Making sourdough bread can seem complicated and scary but James Morton gives you the confidence to tackle it and I promise that once you have practiced a few times and you understand the basics you will be making the most delicious bread ever. Although, I will admit that even after years of sourdough baking and teaching other people how to do it I will have the odd failure. With sourdough it’s just something that the baker learns to accept. I used to worry that it was just me but after listening to many professional bakers on podcasts all of them will admit the same thing, sometimes the loaf isn’t as good as you hoped, or looks terrible (but will taste good). With sourdough that is part of the challenge – will this loaf be the perfect loaf? And even if you get very, very close to perfection there is always the hope that the next one will be even better.
My second recommendation is Tartine Bread by Chad Robertson.
This one is a classic for a reason. Sometimes professional bakers forget that you are baking at home with a domestic oven. There is a big difference between baking at home and baking in a professional bakery. In Tartine, Chad Robertson recruited home bakers to test his recipe, twiddle it and feedback the results. This means that the recipe (and there are many detailed pages for the basic recipe, 39 pages in fact) works well at home. The instructions, although lengthy, are easy to follow and allow for a consistent result. This book also popularised the use of the dutch oven for home bakers, which, if your budget can stretch to one, I highly recommend (I will be blogging about baking tools soon).
My third recommendation is for The Bread Builders, Hearth Loaves and Masonry Ovens by Daniel Wing and Alan Scott.
Something clicked for me when I read this book. It was like having a lightbulb moment in my head. It doesn’t have the simplicity of James Morton’s book or the detailed instructions of the basic recipe of Chad Robertson but it does go into the science of bread making and really helps you to understand the bread making process and for the bread geek there is the added bonus of a section on masonry oven construction (one day, Kath, one day…). Alan Scott was a hugely influential figure in the Amercian artisan baker movement and Chad Robertson spent time learning his craft with Alan Scott (that’s a young Chad Robertson on the cover).

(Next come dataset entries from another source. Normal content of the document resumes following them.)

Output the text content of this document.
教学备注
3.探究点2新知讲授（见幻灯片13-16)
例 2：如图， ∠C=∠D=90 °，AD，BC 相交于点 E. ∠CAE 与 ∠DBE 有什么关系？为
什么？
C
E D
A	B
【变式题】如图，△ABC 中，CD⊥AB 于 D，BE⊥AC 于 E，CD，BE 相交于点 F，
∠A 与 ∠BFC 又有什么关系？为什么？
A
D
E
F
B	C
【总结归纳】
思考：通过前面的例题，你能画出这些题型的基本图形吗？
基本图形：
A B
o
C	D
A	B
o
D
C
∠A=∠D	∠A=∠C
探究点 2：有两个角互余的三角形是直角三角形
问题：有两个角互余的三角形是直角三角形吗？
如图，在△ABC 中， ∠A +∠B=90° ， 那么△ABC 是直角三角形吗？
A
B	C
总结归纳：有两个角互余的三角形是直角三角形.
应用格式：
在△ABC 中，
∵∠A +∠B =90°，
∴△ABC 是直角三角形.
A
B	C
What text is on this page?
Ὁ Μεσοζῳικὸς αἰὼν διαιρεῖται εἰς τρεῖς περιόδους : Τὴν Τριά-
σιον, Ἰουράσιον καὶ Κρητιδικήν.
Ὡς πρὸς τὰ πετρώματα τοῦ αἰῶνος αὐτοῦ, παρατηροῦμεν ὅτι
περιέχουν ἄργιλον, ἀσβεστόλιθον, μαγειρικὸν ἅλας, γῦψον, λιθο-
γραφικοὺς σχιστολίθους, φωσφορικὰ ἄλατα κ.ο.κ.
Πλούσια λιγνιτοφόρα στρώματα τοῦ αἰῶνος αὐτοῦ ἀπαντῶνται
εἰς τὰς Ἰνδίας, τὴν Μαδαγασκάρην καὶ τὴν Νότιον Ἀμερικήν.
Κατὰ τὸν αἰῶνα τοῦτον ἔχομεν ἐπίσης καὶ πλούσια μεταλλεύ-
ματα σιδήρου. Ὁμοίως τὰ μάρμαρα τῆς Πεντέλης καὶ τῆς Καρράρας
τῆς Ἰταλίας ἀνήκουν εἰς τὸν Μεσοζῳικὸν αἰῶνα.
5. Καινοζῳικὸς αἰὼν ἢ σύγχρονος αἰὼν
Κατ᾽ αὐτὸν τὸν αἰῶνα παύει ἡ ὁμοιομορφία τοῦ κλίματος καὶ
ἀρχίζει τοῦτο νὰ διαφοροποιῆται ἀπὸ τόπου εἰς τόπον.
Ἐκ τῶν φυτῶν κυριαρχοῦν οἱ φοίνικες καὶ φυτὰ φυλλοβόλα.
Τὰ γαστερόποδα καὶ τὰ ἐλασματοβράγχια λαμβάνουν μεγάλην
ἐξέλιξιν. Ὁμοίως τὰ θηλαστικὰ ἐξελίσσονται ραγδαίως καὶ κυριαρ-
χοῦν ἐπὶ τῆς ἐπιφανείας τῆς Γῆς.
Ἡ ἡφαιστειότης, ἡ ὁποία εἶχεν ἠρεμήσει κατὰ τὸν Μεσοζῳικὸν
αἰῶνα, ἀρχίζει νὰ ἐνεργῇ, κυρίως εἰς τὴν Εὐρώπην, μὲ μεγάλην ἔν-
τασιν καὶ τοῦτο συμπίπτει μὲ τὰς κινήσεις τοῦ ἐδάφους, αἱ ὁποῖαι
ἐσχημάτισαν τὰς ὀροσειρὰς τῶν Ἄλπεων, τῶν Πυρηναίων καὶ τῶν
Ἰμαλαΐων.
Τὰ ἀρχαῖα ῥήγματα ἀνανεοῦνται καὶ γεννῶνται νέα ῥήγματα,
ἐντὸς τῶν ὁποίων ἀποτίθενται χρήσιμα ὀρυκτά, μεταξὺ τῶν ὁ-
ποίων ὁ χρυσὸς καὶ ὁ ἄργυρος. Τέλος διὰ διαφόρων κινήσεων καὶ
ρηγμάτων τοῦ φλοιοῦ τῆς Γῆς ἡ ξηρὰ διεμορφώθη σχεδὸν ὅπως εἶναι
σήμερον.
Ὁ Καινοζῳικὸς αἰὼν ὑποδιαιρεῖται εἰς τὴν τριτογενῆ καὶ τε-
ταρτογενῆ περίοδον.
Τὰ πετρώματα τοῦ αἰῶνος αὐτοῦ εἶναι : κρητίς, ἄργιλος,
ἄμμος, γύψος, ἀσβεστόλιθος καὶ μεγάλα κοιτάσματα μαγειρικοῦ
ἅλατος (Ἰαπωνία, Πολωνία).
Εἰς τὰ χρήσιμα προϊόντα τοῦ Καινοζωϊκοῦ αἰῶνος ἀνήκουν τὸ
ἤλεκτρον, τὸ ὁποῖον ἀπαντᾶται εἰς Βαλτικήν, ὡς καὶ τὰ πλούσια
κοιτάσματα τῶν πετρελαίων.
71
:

It’s difficult to choose just three from the array of books on the subject but if I had to, and I have had to for this post, then these would be my three top choices. I will add as a bonus Sarah Owens Sourdough, Recipes for Fermented Breads, Sweets, Savouries and More just because this book will open your eyes to the opportunities for using your sourdough starter in all of your baking including pastry, cakes and biscuits and is just a lovely book to dive into.